Thirteen years ago Lee got his hand tattooed by machine in white ink by Steve Clark (currently working at Phoenix Tattoo Studio in Raleigh, NC). Palm tattoos are troublesome at the best of times, let alone when in white ink (it’s not so much that white ink is hard to heal — it’s just that it’s more difficult for the artist to work with in general), but as you can see, almost a decade and a half later this tattoo is still remarkably solid. There’s a little variance in line weight, perhaps from Steve hitting the hand harder than he’d normally hit a tattoo to make sure it stayed in place, but the important thing is that it’s there. The yellowing simply reflects Lee’s skin tone — even if the ink is pure white, skin isn’t clear glass (otherwise humans would be freaky walking anatomical-model nightmare fuel) so tinting of this type is normal.

Humpback Whale White Ink Cutting

I have been watching this humpback whale scar by Brenno Alberti of BodyFactory in Trieste, Italy with great pleasure. First of all, because he’s pumped up the normal cutting over blackwork effect by a level by rubbing the cutting with white ink — I suspect this will be differentiated from normal cutting by the detail in the finer parts of the linework — but more importantly because I just love the design and it’s pristinely cut. By the way, sometimes it just amazes me how quickly scars heal — it looks so great on day three — but I suspect that with this piece the white ink is creating a bit of an illusion.

By the way, I don’t have an ink rubbing of a humpback whale, but believe-it-or-not, but I have rubbed a humpback whale. Click the pic for a closer look.

White and Black Tattooing over Healed Blackwork

When I saw the healed tattoo on the right in the picture below, I actually thought it was fresh and commented on how much fresh white ink with black over blackwork looks “unreal”, like a sticker or a piece of body painting. To my surprise, the wearer informed me that it was not in fact fresh, but actually a week healed after being done by Gerhard Wiesbeck (timetravellingtattoo.com). You can see how much the colors have settled by comparing the fresh tattoo on the left — it’s more obvious in the white than in the black of course. In time the tones will lose a bit more contrast, but they won’t disappear — the biggest change happens in the first week.

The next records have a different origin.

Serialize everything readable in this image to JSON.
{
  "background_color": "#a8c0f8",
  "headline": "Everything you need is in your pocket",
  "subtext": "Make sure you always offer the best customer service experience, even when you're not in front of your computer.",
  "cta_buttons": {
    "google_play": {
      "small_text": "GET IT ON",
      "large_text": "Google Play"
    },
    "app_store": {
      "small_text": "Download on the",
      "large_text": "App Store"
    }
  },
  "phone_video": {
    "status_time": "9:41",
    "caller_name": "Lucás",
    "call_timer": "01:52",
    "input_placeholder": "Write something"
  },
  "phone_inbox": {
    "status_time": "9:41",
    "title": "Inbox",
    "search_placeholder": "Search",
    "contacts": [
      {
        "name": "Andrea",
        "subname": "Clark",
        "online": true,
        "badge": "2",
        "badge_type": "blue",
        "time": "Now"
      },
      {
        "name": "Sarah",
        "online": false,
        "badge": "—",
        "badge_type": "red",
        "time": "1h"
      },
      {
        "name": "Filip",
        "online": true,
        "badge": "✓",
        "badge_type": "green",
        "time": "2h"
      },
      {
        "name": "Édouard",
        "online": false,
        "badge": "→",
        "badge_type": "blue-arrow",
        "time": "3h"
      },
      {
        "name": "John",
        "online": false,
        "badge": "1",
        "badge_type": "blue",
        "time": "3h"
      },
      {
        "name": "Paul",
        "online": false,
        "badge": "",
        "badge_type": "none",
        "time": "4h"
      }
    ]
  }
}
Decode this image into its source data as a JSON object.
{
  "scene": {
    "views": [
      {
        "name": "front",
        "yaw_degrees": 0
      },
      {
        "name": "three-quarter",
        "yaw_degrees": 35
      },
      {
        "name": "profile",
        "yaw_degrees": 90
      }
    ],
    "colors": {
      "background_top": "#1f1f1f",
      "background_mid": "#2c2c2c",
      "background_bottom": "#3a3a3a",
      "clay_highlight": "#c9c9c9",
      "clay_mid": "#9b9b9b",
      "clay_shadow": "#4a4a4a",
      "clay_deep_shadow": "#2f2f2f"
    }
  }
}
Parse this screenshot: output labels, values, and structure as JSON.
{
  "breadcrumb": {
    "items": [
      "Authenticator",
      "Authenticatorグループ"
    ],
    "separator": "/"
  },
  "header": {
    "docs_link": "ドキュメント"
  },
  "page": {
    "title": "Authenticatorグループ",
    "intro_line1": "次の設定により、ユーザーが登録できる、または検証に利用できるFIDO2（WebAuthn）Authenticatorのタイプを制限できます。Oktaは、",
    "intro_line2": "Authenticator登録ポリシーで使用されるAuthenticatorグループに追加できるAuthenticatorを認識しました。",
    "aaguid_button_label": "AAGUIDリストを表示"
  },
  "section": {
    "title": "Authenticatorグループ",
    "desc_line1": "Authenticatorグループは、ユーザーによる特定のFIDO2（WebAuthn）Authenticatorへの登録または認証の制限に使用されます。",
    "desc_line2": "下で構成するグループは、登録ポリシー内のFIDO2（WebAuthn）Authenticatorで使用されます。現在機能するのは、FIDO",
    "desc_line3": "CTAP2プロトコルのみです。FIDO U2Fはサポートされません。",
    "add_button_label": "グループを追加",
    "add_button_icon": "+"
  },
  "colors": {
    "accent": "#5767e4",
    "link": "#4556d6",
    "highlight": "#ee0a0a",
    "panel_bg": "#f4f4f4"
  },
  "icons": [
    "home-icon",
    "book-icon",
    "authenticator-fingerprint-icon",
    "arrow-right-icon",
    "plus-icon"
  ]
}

Check out ModBlog’s previous entries on this subject by following the “Tattooing Over Blackwork” tag — we’ve been showing you this technique for over five years now — and of course click the picture to zoom in and take a closer look.

Literally…

We’ve all seen white ink lettering tattoos before.  They’re easily visible when they’re fresh, but once they’re healed they almost fade into the skin.  Depending on the angle and lighting they’re viewed they can look like a healed scar, or a mirage, appearing briefly then disappearing just as quickly.  Which is why the word choice of this tattoo is so perfect.